One possible problem is that F32s lose their decimals at numbers this large, which may be creating the z-fighting in the first place. Changing all of the matrices to F64 would take longer than just a casual fix.

Another option is just to catch very large numbers before they get sent to rendering, but I am seeing numbers I don't understand in the debugger, such as an objectToWorld that is dramatically different than the corresponding object's worldToCamera.

Anybody with some skill in how the graphics work, I would greatly appreciate some possibly insight into how best to tackle the problem.

Thank you.

#1
09/21/2010 (4:38 pm)
You can try to push the near plane further,theoretically this will increase the precision,but will clip near objects.
I know that flight sims use split rendering - they render first the far objects,then they clear the depth buffer and render the near ones with a different depth buffer.
#2
09/21/2010 (4:53 pm)
Thanks Ivan, but the problem is not lack of precision in the Z buffer, it is the position of the renderTransform is too large. this effects even objects right in front of the viewer if the object and viewer are say 100000 units from origin.


It could be:

a) D3D9 does not like getting render transforms into the tens of thousands.

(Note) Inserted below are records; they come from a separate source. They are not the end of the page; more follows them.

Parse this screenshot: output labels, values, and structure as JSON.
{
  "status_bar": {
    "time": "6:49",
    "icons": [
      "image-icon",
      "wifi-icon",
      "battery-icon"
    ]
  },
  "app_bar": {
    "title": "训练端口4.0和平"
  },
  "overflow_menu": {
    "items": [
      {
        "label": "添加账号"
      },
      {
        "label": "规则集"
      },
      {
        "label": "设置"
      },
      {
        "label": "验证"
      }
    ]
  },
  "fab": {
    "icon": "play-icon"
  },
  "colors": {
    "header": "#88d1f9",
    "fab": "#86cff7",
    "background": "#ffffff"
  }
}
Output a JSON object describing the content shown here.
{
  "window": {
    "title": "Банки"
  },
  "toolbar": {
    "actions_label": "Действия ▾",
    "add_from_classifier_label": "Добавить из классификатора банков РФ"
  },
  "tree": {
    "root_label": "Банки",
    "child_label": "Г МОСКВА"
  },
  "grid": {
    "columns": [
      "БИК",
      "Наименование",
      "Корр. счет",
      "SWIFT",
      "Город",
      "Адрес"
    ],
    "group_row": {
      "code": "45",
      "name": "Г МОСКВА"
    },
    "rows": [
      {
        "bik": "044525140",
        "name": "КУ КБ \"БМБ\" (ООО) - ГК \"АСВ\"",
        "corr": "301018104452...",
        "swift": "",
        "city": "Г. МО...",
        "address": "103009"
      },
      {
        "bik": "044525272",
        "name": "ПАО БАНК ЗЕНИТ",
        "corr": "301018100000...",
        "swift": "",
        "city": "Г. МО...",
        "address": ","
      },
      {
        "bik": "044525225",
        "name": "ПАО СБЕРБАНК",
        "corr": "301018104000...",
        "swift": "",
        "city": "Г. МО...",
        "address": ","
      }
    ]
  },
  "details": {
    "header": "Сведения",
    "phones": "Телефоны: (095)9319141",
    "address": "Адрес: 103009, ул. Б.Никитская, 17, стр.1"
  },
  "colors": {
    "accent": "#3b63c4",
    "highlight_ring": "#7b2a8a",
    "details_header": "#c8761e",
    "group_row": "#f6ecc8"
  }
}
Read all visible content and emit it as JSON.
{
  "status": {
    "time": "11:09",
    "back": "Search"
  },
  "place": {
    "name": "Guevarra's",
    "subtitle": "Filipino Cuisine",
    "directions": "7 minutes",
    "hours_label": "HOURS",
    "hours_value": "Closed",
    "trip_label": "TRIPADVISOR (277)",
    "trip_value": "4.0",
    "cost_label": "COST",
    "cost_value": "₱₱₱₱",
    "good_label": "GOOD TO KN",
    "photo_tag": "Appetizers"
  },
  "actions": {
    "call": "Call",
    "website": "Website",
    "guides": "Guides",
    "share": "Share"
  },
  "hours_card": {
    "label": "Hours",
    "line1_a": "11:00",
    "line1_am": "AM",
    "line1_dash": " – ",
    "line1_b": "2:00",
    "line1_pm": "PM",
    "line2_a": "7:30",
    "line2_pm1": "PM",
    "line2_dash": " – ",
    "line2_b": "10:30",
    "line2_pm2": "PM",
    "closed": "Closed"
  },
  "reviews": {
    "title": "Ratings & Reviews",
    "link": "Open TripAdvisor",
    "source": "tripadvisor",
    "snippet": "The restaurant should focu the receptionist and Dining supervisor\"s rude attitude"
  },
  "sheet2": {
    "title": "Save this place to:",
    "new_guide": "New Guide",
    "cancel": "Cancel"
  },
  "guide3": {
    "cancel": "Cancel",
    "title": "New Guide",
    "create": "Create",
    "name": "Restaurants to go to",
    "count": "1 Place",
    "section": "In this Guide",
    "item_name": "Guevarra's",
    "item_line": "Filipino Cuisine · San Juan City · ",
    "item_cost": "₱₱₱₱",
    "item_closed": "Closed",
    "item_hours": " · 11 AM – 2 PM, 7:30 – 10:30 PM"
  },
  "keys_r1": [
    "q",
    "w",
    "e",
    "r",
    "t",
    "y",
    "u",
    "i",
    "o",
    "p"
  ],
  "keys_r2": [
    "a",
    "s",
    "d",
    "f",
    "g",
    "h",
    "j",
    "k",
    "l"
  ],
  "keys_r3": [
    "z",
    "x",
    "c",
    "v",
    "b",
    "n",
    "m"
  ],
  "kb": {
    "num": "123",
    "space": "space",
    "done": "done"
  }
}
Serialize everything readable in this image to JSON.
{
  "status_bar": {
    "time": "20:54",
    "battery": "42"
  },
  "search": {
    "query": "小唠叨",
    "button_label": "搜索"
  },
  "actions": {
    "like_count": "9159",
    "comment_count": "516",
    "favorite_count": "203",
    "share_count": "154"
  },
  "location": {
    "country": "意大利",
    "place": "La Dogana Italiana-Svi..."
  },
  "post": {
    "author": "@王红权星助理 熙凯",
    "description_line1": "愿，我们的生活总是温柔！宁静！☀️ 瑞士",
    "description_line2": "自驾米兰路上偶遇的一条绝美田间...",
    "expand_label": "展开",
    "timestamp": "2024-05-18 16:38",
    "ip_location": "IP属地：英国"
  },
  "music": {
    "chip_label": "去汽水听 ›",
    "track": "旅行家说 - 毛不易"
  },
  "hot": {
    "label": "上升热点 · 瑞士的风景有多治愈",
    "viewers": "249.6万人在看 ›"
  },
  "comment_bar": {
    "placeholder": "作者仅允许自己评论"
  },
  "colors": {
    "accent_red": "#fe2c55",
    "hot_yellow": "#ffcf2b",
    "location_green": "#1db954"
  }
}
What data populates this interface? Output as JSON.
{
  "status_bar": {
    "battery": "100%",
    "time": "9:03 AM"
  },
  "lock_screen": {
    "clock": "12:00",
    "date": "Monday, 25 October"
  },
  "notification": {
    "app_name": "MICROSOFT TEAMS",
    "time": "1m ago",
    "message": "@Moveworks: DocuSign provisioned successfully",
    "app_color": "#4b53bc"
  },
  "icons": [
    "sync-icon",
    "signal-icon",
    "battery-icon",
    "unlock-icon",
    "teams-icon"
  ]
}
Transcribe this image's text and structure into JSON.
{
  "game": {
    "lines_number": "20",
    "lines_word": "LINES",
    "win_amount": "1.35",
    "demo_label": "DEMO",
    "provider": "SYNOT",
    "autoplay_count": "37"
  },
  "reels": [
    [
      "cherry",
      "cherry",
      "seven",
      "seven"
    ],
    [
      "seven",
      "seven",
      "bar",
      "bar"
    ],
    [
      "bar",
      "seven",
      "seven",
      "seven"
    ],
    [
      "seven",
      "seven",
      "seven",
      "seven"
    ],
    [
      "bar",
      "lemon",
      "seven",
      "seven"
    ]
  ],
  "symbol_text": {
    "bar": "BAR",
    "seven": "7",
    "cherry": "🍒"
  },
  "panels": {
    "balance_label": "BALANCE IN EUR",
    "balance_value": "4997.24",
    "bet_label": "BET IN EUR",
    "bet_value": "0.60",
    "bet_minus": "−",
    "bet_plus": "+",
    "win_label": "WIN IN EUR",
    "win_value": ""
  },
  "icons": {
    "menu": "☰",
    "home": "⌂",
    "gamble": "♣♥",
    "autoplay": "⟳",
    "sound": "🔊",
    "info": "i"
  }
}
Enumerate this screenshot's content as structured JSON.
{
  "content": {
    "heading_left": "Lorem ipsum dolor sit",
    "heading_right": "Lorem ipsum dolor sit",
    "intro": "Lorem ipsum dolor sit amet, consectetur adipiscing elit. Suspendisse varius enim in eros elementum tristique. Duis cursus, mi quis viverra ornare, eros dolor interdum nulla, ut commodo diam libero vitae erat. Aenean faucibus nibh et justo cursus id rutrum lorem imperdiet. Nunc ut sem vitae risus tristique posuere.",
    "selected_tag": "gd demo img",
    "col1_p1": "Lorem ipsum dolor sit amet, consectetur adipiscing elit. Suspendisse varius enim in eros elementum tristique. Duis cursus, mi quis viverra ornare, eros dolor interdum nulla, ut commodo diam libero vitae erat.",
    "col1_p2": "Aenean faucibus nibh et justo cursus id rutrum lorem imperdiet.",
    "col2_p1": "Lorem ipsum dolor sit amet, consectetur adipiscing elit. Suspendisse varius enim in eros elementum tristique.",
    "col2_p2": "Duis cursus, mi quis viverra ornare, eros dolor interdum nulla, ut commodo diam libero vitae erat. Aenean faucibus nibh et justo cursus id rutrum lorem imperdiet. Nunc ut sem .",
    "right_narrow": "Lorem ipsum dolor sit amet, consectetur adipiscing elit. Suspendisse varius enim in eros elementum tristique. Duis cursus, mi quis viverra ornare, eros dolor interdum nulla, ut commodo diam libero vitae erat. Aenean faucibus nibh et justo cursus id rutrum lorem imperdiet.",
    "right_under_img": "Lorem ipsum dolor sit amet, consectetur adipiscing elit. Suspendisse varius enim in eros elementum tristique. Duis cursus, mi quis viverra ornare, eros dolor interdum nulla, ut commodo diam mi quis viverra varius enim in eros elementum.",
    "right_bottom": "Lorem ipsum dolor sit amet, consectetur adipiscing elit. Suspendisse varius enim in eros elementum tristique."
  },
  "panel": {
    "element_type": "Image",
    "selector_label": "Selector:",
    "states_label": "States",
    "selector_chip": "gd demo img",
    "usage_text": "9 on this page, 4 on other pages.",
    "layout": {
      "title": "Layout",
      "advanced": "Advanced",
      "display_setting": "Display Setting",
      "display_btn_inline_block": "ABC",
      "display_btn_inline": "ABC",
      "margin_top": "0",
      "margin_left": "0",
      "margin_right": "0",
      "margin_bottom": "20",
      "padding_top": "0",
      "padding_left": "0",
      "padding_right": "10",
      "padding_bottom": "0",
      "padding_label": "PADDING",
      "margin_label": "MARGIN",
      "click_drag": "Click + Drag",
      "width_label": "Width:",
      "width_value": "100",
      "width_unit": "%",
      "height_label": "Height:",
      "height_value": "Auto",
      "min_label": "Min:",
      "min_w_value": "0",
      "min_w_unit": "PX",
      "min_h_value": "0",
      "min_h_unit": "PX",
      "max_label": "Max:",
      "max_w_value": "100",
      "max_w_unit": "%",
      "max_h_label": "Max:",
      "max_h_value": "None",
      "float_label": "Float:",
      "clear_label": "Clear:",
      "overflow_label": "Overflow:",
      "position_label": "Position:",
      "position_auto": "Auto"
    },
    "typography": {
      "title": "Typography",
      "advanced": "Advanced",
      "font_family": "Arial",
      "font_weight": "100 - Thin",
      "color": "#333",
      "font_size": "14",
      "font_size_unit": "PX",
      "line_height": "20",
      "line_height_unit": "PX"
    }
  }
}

b) F32s are not precise enough to go out to 10k distance and lose decimals at this distance, so D3D9 is not getting enough information to have accurate depth buffering.

I can test case b, but obviously changing matrixF from F32s to F64s is a beefy task.
#3
09/21/2010 (5:12 pm)
Are F32s precise enough to go out to 10k distance? A 32-bit float is a sign bit, 8 bits of exponent, and 23 bits of mantissa. You are trashing 14 bits out of the mantissa to represent whole numbers from [0..10k], which leaves you with 9 bits to represent numbers between [0..1]. In other words, there are only 512 steps in between each whole number.

This shit isn't magic, and F64 is not the answer.
#4
09/21/2010 (5:15 pm)
I've noticed this also. Some things I've observed:

It appears to be much more of an issue with T3D than it was with TGEA.

It is not due to z-buffer precision, as it happens even with a nearClip of 1 and a farClip of 100 which should give masses of precision.

Other aspects of the engine such as physics and movement also appear to be affected to some degree when large coordinates are used.
#5
09/21/2010 (5:24 pm)
Ah, so its not a problem with the z buffer at all, but a problem with loss of precision in positions in the 10k area.

With only 512 possible positions between whole numbers more than z battling will go wrong. Collision will get wonky as well.